There are two types of human behavior: introvert and extrovert. Introversion means people who are typically shy, don’t talk much, like being alone, and prefer quiet places rather than noisy places. This, of course, is in stark contrast to extroversion. An extrovert is a carefree, fun-loving, friendly person who can make new friends quickly, likes to talk a lot, and does not like to be alone. Extroverts seem to be really nice people. Quiet personalities, called introverts, are not so good, are they? If you have that idea, you are wrong. Because no matter what your personality is, there are always pros and cons.
Do you know what kind of person you are, introvert or extrovert?
Here are some traits that indicate you are an introvert.
- You prefer to spend time alone rather than with others.
- You don’t having much friends, but a small group of friends you have are all close and can speak from the heart.
- You prefer to write rather than talk.
- You need to work or study in a quiet place
Here are some of the benefits of being an introvert:
They think before they speak
Nature has created humans with two ears and one mouth. This means that you need to listen more than you speak.
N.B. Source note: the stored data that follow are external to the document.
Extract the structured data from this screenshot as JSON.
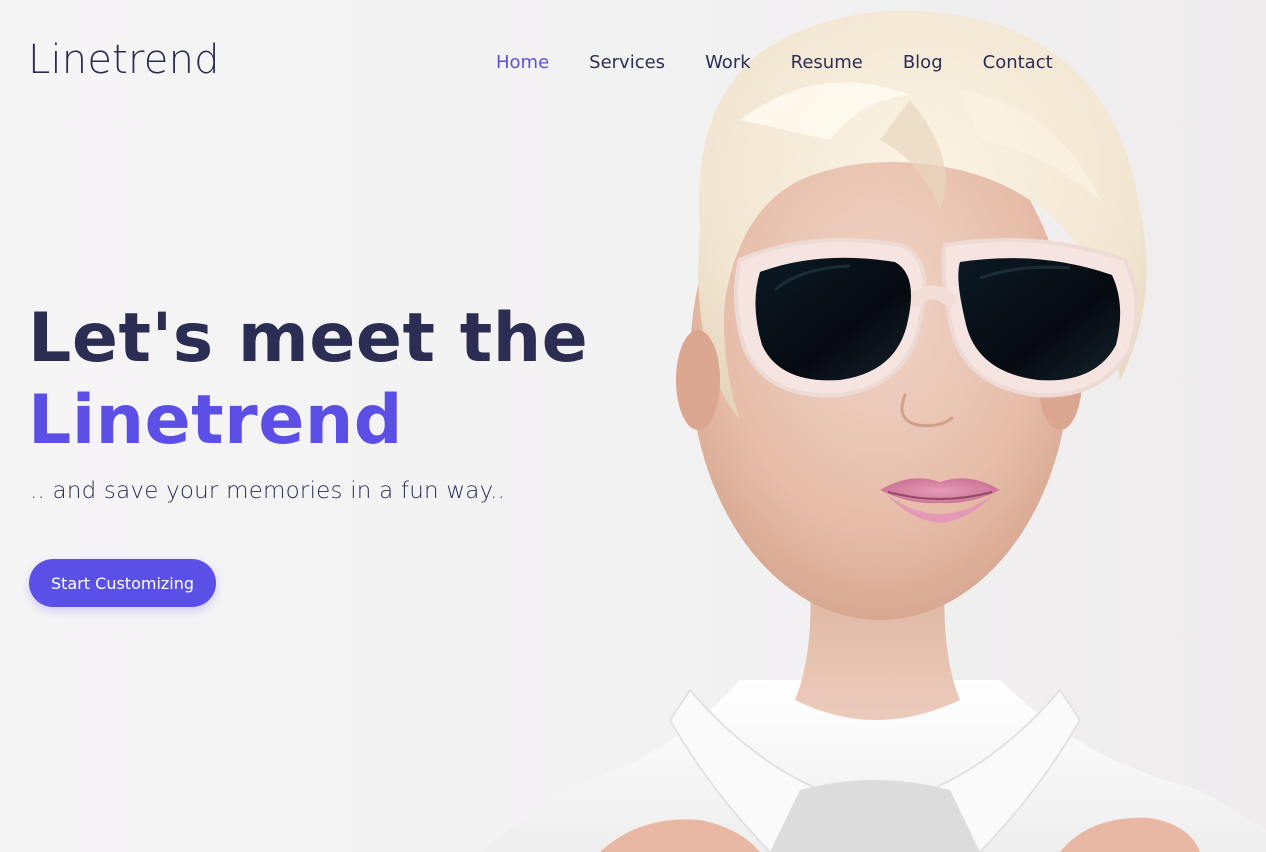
{
  "brand": {
    "name": "Linetrend"
  },
  "nav": {
    "items": [
      {
        "label": "Home",
        "active": true
      },
      {
        "label": "Services",
        "active": false
      },
      {
        "label": "Work",
        "active": false
      },
      {
        "label": "Resume",
        "active": false
      },
      {
        "label": "Blog",
        "active": false
      },
      {
        "label": "Contact",
        "active": false
      }
    ]
  },
  "hero": {
    "title_line1": "Let's meet the",
    "title_line2": "Linetrend",
    "subtitle": ".. and save your memories in a fun way..",
    "cta_label": "Start Customizing"
  },
  "colors": {
    "text_dark": "#2c2d52",
    "accent": "#5b4fe6",
    "button": "#5a50e8",
    "background": "#f3f2f3"
  },
  "icons": {
    "hero_image": "portrait-photo-woman-sunglasses"
  }
}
The more you talk, the more likely you are to make mistakes. Introverts who do not talk much make a lower percentage of mistakes than those who talk a lot. Additionally, they are very careful before they say anything, so as not to make too many mistakes.
Can focus on doing something well
Since this type of person has few friends, they do not have to spend a lot of time pleasing others or telling jokes, so they have enough time to learn on their own, as well as gain a lot of knowledge from their actions. Most introverts excel at learning, especially in scientific subjects such as math, because their emotions are excellent for learning.
They make good friends
Introverts choose their friends wisely because they feel their energy being drained by being around other people, as opposed to extroverts who receive energy from being with others. They want close, trusted friendships to invest their time and energy in, as opposed to a large network of acquaintances.